"Ya Tuhan!! Rena! Rena! Kenapa lo nekat begitu? Waktu itu gue masih di Seoul kan? Kenapa lo gak hubungi gue?" tanya Ferdy mengusap wajah dengan kedua tangannya, berusaha menahan emosi saat Qiren menceritakan kisahnya di mobil, masih di area parkir pemakaman.
"Gue gak butuh dikasihani, Fer!" pekik Qiren mendelik kesal.
"Bukan dikasihani, Ren, tapi dibantu."
"Dan membuat Hyen Jin tambah blingsatan? Lo lucu deh. Satu-satunya cara yang terpikir sama gue di saat kalut ya seperti itu!"
"Benu dan Cheryl tahu? Keluarga lo?"
"Gak ada satu pun." Qiren menggeleng dan matanya mulai berkaca-kaca lagi, merasa bersalah telah menyembunyikan kenyataan pahit yang ditanggungnya sendiri selama ini.
"Lalu, apa yang terjadi setelah lo ditangani dokter?"
"Rahim gue memang sembuh dari pendarahan, tapi ya itu tadi, gue gak akan bisa punya anak nantinya dan itu bikin gue tambah stres. Gue gak bisa konsentrasi sama kerjaan gue, dan gue memutuskan berhenti kerja. Hampir dua bulan pola hidup gue makin kacau dan berat gue turun drastis, sampai gue kepikiran buat mengakhiri hidup gue. Suatu hari gue lihat salah satu postingan sosmed yang membahas tentang Alkitab, surat Yesaya 41:10 (Janganlah takut, sebab Aku menyertai engkau, janganlah bimbang, sebab Aku ini Allahmu; Aku akan meneguhkan, bahkan akan menolong engkau; Aku akan memegang engkau dengan tangan kanan-Ku yang membawa kemenangan, red). Gue mencoba bangkit dan akhirnya membuka usaha kafe dan perlahan hidup gue membaik."

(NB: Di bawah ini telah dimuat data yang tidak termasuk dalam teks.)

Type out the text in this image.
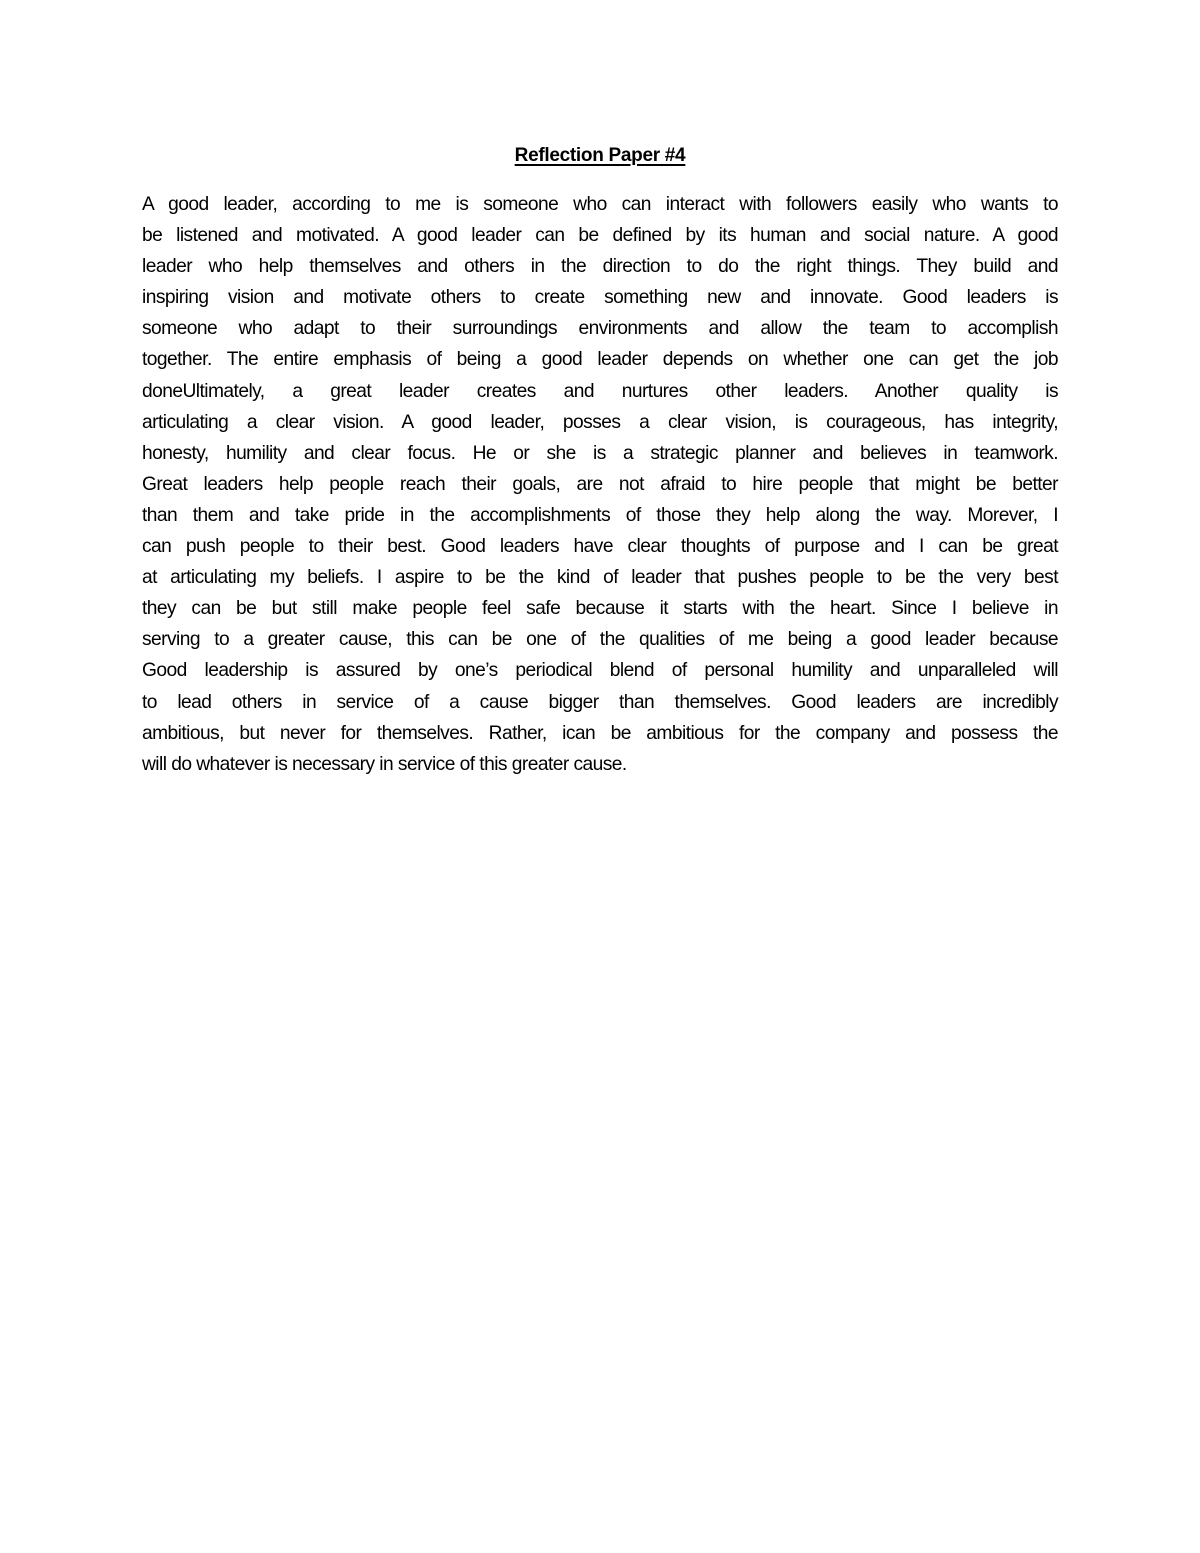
Reflection Paper #4
A good leader, according to me is someone who can interact with followers easily who wants to
be listened and motivated. A good leader can be defined by its human and social nature. A good
leader who help themselves and others in the direction to do the right things. They build and
inspiring vision and motivate others to create something new and innovate. Good leaders is
someone who adapt to their surroundings environments and allow the team to accomplish
together. The entire emphasis of being a good leader depends on whether one can get the job
doneUltimately, a great leader creates and nurtures other leaders. Another quality is
articulating a clear vision. A good leader, posses a clear vision, is courageous, has integrity,
honesty, humility and clear focus. He or she is a strategic planner and believes in teamwork.
Great leaders help people reach their goals, are not afraid to hire people that might be better
than them and take pride in the accomplishments of those they help along the way. Morever, I
can push people to their best. Good leaders have clear thoughts of purpose and I can be great
at articulating my beliefs. I aspire to be the kind of leader that pushes people to be the very best
they can be but still make people feel safe because it starts with the heart. Since I believe in
serving to a greater cause, this can be one of the qualities of me being a good leader because
Good leadership is assured by one’s periodical blend of personal humility and unparalleled will
to lead others in service of a cause bigger than themselves. Good leaders are incredibly
ambitious, but never for themselves. Rather, ican be ambitious for the company and possess the
will do whatever is necessary in service of this greater cause.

"Terus apa hubungannya sama lo menolak lamaran gue, hidup lo sudah membaik kan, Ren?"
"Dari sisi sebagai seorang manusia yang bangkit dari keterpurukan, ya, gue membaik. Namun, dilihat dari sisi seorang wanita ingin menikah dan punya keturunan suatu saat nanti, gue ini gagal! Gue gak akan pernah bisa punya anak! Jadi, urungkan lamaran itu Ferdy, gue gak akan bisa bahagiain lo. Gue bukan wanita yang sempurna dan tepat buat lo, gue hancur dan rusak, lo berhak dapatin yang lebih baik dari gue. Tolong, jangan desak gue lagi."
***
Sepulang dari pemakaman, Ferdy mengantar Qiren ke rumah sakit, lalu ia meneruskan pulang ke Jakarta karena banyak pekerjaan yang menuntut tanggung jawabnya. Pulang lebih dulu ke Jakarta tidak lantas membuat semua permasalahan yang timbul selama di Bandung terselesaikan begitu saja.

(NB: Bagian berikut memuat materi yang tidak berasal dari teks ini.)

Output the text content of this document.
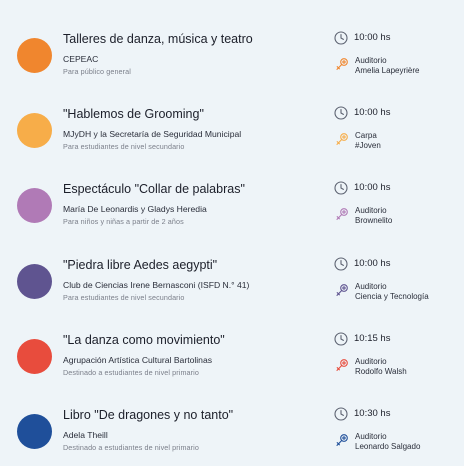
Talleres de danza, música y teatro
CEPEAC
Para público general
10:00 hs
Auditorio
Amelia Lapeyrière
"Hablemos de Grooming"
MJyDH y la Secretaría de Seguridad Municipal
Para estudiantes de nivel secundario
10:00 hs
Carpa
#Joven
Espectáculo "Collar de palabras"
María De Leonardis y Gladys Heredia
Para niños y niñas a partir de 2 años
10:00 hs
Auditorio
Brownelito
"Piedra libre Aedes aegypti"
Club de Ciencias Irene Bernasconi (ISFD N.° 41)
Para estudiantes de nivel secundario
10:00 hs
Auditorio
Ciencia y Tecnología
"La danza como movimiento"
Agrupación Artística Cultural Bartolinas
Destinado a estudiantes de nivel primario
10:15 hs
Auditorio
Rodolfo Walsh
Libro "De dragones y no tanto"
Adela Theill
Destinado a estudiantes de nivel primario
10:30 hs
Auditorio
Leonardo Salgado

Setengah mati Ferdy berusaha fokus melakukan pekerjaannya hari itu dan pukul 23.30 barulah ia bisa meninggalkan kantor, kembali ke apartemennya. Mandi air panas dan menyeruput secangkir teh lemon hangat membuatnya dapat mengistirahatkan tubuh dan pikirannya yang penat.
Meluruskan tubuhnya di tempat tidur, dengan kedua tangan terlipat di belakang kepala, Ferdy mencoba untuk memejamkan matanya, tetapi kilasan obrolan dengan Qiren di pemakaman masih mengusiknya.